As a gun owner, I feel very strongly about our constitutional right to bear arms. There are people out there who say we need to reexamine our country’s firearm policies, and still others who believe American citizens shouldn’t be allowed to own guns at all. To these critics, I pose just one question: Without guns, how am I supposed to protect myself from my immediate family?

If I lose my gun rights, I lose my right to self-defense against those who live closest to me, right here in my own home—my wife and three children.

I’ve heard all the arguments. Guns are dangerous. Guns are evil. Guns kill thousands of innocent people across the world every year. But the last time I checked, there are four individuals living under my roof who have more or less unfettered access to my property and person at all times. They even have keys to the place.

So what happens if my wife or one of my kids, ages 7 to 16, decides to rob me? Or attack me? If I’m not carrying a gun, my options are pretty limited. The truth is, there are always going to be demented individuals in my family who are willing to do God knows what terrible things to hurt people. We can’t change that. But with firearms, we can protect ourselves against threats within the home.

It’s my house, and if a suspicious family member wandering the hallways suddenly threatens me, I have the right to fight back using everything up to and including deadly force.

This could be life or death we’re talking about here. There are crazy, desperate people out there in my kitchen, my living room—everywhere. I even ride in cars with these people. For Christ’s sake, my 13-year-old, Nathan, sleeps in the room right next to mine, his head just a few feet away from my own! Without a gun, I’d be left powerless and fully exposed.

That’s why I keep a Smith & Wesson 642 Hammerless strapped to my calf at all times.

Suppose I wake up in the middle of the night, hear noises coming from downstairs, go to check it out, and run into my teenage daughter, surprising her. Suppose a confrontation ensues. Suppose it escalates and gets out of control. In such encounters, it’s every citizen’s right to protect himself by gunning down a blood relative.

Even as I sit here writing this column in my study, those nutjob members of my household could break in from the next room and come right at me. Do you think the police would arrive before I was completely surrounded by my family? Of course not.

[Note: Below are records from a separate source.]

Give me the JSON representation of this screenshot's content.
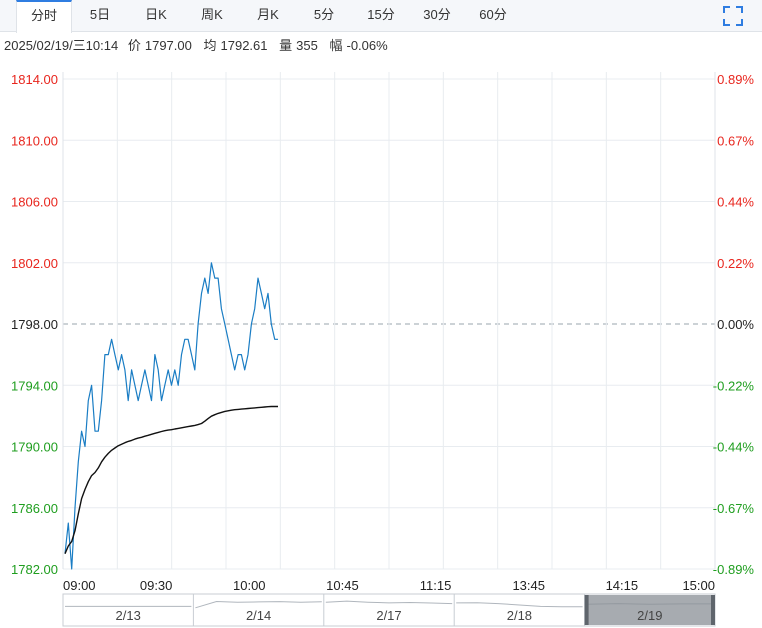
{
  "tabs": [
    {
      "label": "分时",
      "active": true
    },
    {
      "label": "5日"
    },
    {
      "label": "日K"
    },
    {
      "label": "周K"
    },
    {
      "label": "月K"
    },
    {
      "label": "5分"
    },
    {
      "label": "15分"
    },
    {
      "label": "30分"
    },
    {
      "label": "60分"
    }
  ],
  "info": {
    "datetime": "2025/02/19/三10:14",
    "price_label": "价",
    "price": "1797.00",
    "avg_label": "均",
    "avg": "1792.61",
    "volume_label": "量",
    "volume": "355",
    "change_label": "幅",
    "change": "-0.06%"
  },
  "colors": {
    "up": "#e8261e",
    "down": "#1f9e1f",
    "price_line": "#1a7dc4",
    "avg_line": "#111111",
    "grid": "#e8ecf0",
    "accent": "#2f7de1"
  },
  "chart_data": {
    "type": "line",
    "prev_close": 1798.0,
    "ylim": [
      1782,
      1814
    ],
    "y_ticks_left": [
      "1814.00",
      "1810.00",
      "1806.00",
      "1802.00",
      "1798.00",
      "1794.00",
      "1790.00",
      "1786.00",
      "1782.00"
    ],
    "y_ticks_right": [
      "0.89%",
      "0.67%",
      "0.44%",
      "0.22%",
      "0.00%",
      "-0.22%",
      "-0.44%",
      "-0.67%",
      "-0.89%"
    ],
    "x_ticks": [
      "09:00",
      "09:30",
      "10:00",
      "10:45",
      "11:15",
      "13:45",
      "14:15",
      "15:00"
    ],
    "series": [
      {
        "key": "price",
        "values": [
          1783,
          1785,
          1782,
          1786,
          1789,
          1791,
          1790,
          1793,
          1794,
          1791,
          1791,
          1793,
          1796,
          1796,
          1797,
          1796,
          1795,
          1796,
          1795,
          1793,
          1795,
          1794,
          1793,
          1794,
          1795,
          1794,
          1793,
          1796,
          1795,
          1793,
          1794,
          1795,
          1794,
          1795,
          1794,
          1796,
          1797,
          1797,
          1796,
          1795,
          1798,
          1800,
          1801,
          1800,
          1802,
          1801,
          1801,
          1799,
          1798,
          1797,
          1796,
          1795,
          1796,
          1796,
          1795,
          1796,
          1798,
          1799,
          1801,
          1800,
          1799,
          1800,
          1798,
          1797,
          1797
        ]
      },
      {
        "key": "avg",
        "values": [
          1783,
          1783.5,
          1783.8,
          1784.5,
          1785.6,
          1786.6,
          1787.2,
          1787.7,
          1788.1,
          1788.3,
          1788.6,
          1789,
          1789.3,
          1789.55,
          1789.75,
          1789.9,
          1790.05,
          1790.15,
          1790.25,
          1790.33,
          1790.4,
          1790.48,
          1790.55,
          1790.6,
          1790.67,
          1790.73,
          1790.8,
          1790.86,
          1790.92,
          1790.98,
          1791.03,
          1791.07,
          1791.1,
          1791.14,
          1791.18,
          1791.22,
          1791.26,
          1791.3,
          1791.34,
          1791.38,
          1791.43,
          1791.5,
          1791.65,
          1791.82,
          1791.98,
          1792.08,
          1792.16,
          1792.23,
          1792.29,
          1792.33,
          1792.37,
          1792.4,
          1792.42,
          1792.44,
          1792.46,
          1792.48,
          1792.5,
          1792.52,
          1792.54,
          1792.56,
          1792.58,
          1792.6,
          1792.61,
          1792.61,
          1792.61
        ]
      }
    ]
  },
  "navigator": {
    "dates": [
      "2/13",
      "2/14",
      "2/17",
      "2/18",
      "2/19"
    ]
  }
}
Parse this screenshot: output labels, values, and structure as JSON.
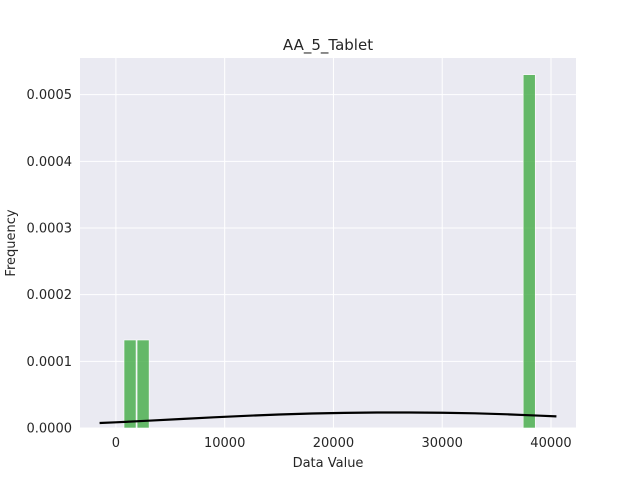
{
  "chart_data": {
    "type": "bar",
    "title": "AA_5_Tablet",
    "xlabel": "Data Value",
    "ylabel": "Frequency",
    "xlim": [
      -3300,
      42300
    ],
    "ylim": [
      0,
      0.000555
    ],
    "xticks": [
      0,
      10000,
      20000,
      30000,
      40000
    ],
    "yticks": [
      0.0,
      0.0001,
      0.0002,
      0.0003,
      0.0004,
      0.0005
    ],
    "xtick_labels": [
      "0",
      "10000",
      "20000",
      "30000",
      "40000"
    ],
    "ytick_labels": [
      "0.0000",
      "0.0001",
      "0.0002",
      "0.0003",
      "0.0004",
      "0.0005"
    ],
    "grid": true,
    "background": "#eaeaf2",
    "bar_color": "#4caf50",
    "curve_color": "#000000",
    "histogram": {
      "bins": [
        {
          "x0": 700,
          "x1": 1900,
          "value": 0.000132
        },
        {
          "x0": 1900,
          "x1": 3100,
          "value": 0.000132
        },
        {
          "x0": 37400,
          "x1": 38600,
          "value": 0.00053
        }
      ]
    },
    "density_curve": {
      "x": [
        -1500,
        0,
        3000,
        6000,
        9000,
        12000,
        15000,
        18000,
        21000,
        24000,
        27000,
        30000,
        33000,
        36000,
        39000,
        40500
      ],
      "y": [
        7.5e-06,
        8.5e-06,
        1.1e-05,
        1.35e-05,
        1.6e-05,
        1.83e-05,
        2.03e-05,
        2.18e-05,
        2.27e-05,
        2.32e-05,
        2.33e-05,
        2.29e-05,
        2.2e-05,
        2.05e-05,
        1.85e-05,
        1.74e-05
      ]
    }
  }
}
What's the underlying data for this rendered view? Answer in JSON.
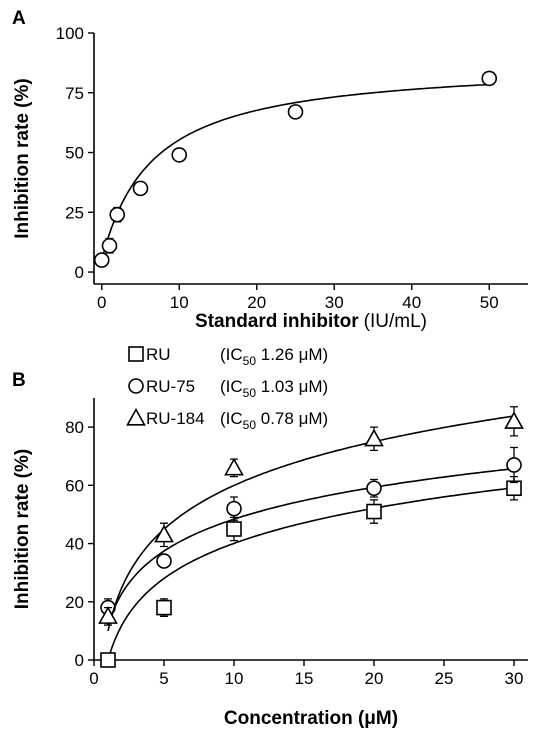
{
  "chart_data": [
    {
      "panel": "A",
      "type": "scatter",
      "xlabel": "Standard inhibitor",
      "xunit": "(IU/mL)",
      "ylabel": "Inhibition rate (%)",
      "xlim": [
        -1,
        55
      ],
      "ylim": [
        -5,
        100
      ],
      "xticks": [
        0,
        10,
        20,
        30,
        40,
        50
      ],
      "yticks": [
        0,
        25,
        50,
        75,
        100
      ],
      "grid": false,
      "series": [
        {
          "marker": "circle",
          "x": [
            0,
            1,
            2,
            5,
            10,
            25,
            50
          ],
          "y": [
            5,
            11,
            24,
            35,
            49,
            67,
            81
          ],
          "err": [
            2,
            3,
            3,
            2,
            2,
            2,
            1
          ],
          "fit": {
            "model": "hyperbolic",
            "vmax": 88,
            "k": 6.5
          }
        }
      ]
    },
    {
      "panel": "B",
      "type": "scatter",
      "xlabel": "Concentration (μM)",
      "ylabel": "Inhibition rate (%)",
      "xlim": [
        0,
        31
      ],
      "ylim": [
        0,
        90
      ],
      "xticks": [
        0,
        5,
        10,
        15,
        20,
        25,
        30
      ],
      "yticks": [
        0,
        20,
        40,
        60,
        80
      ],
      "grid": false,
      "legend": "top-left",
      "series": [
        {
          "name": "RU",
          "ic50": "(IC50 1.26 μM)",
          "ic50_parts": [
            "(IC",
            "50",
            " 1.26 μM)"
          ],
          "marker": "square",
          "x": [
            1,
            5,
            10,
            20,
            30
          ],
          "y": [
            0,
            18,
            45,
            51,
            59
          ],
          "err": [
            0,
            3,
            4,
            4,
            4
          ],
          "fit": {
            "model": "log",
            "a": 0,
            "b": 17.4
          }
        },
        {
          "name": "RU-75",
          "ic50": "(IC50 1.03 μM)",
          "ic50_parts": [
            "(IC",
            "50",
            " 1.03 μM)"
          ],
          "marker": "circle",
          "x": [
            1,
            5,
            10,
            20,
            30
          ],
          "y": [
            18,
            34,
            52,
            59,
            67
          ],
          "err": [
            3,
            2,
            4,
            3,
            6
          ],
          "fit": {
            "model": "log",
            "a": 12,
            "b": 15.8
          }
        },
        {
          "name": "RU-184",
          "ic50": "(IC50 0.78 μM)",
          "ic50_parts": [
            "(IC",
            "50",
            " 0.78 μM)"
          ],
          "marker": "triangle",
          "x": [
            1,
            5,
            10,
            20,
            30
          ],
          "y": [
            15,
            43,
            66,
            76,
            82
          ],
          "err": [
            3,
            4,
            3,
            4,
            5
          ],
          "fit": {
            "model": "log",
            "a": 10,
            "b": 21.7
          }
        }
      ]
    }
  ]
}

I’m the only police around here. I’m the one who sits across from his wife and kids at the dining room table with a loaded shotgun on his lap.

You see, those gun-control people in Washington don’t know what it’s like to live here, and so they just don’t get it. If they take away my guns, the other members of the Lewis family will still be out there—maybe on the couch watching television, maybe out in the garage, maybe around the next corner—and I’ll have no overwhelming, lethal force to protect myself with.

Still, the anti-gun crowd thinks it’s wrong for me to own an extensive collection of semiautomatic assault rifles. But then they probably also think it was wrong of me to shoot that son of mine I saw trying to break into my car last year.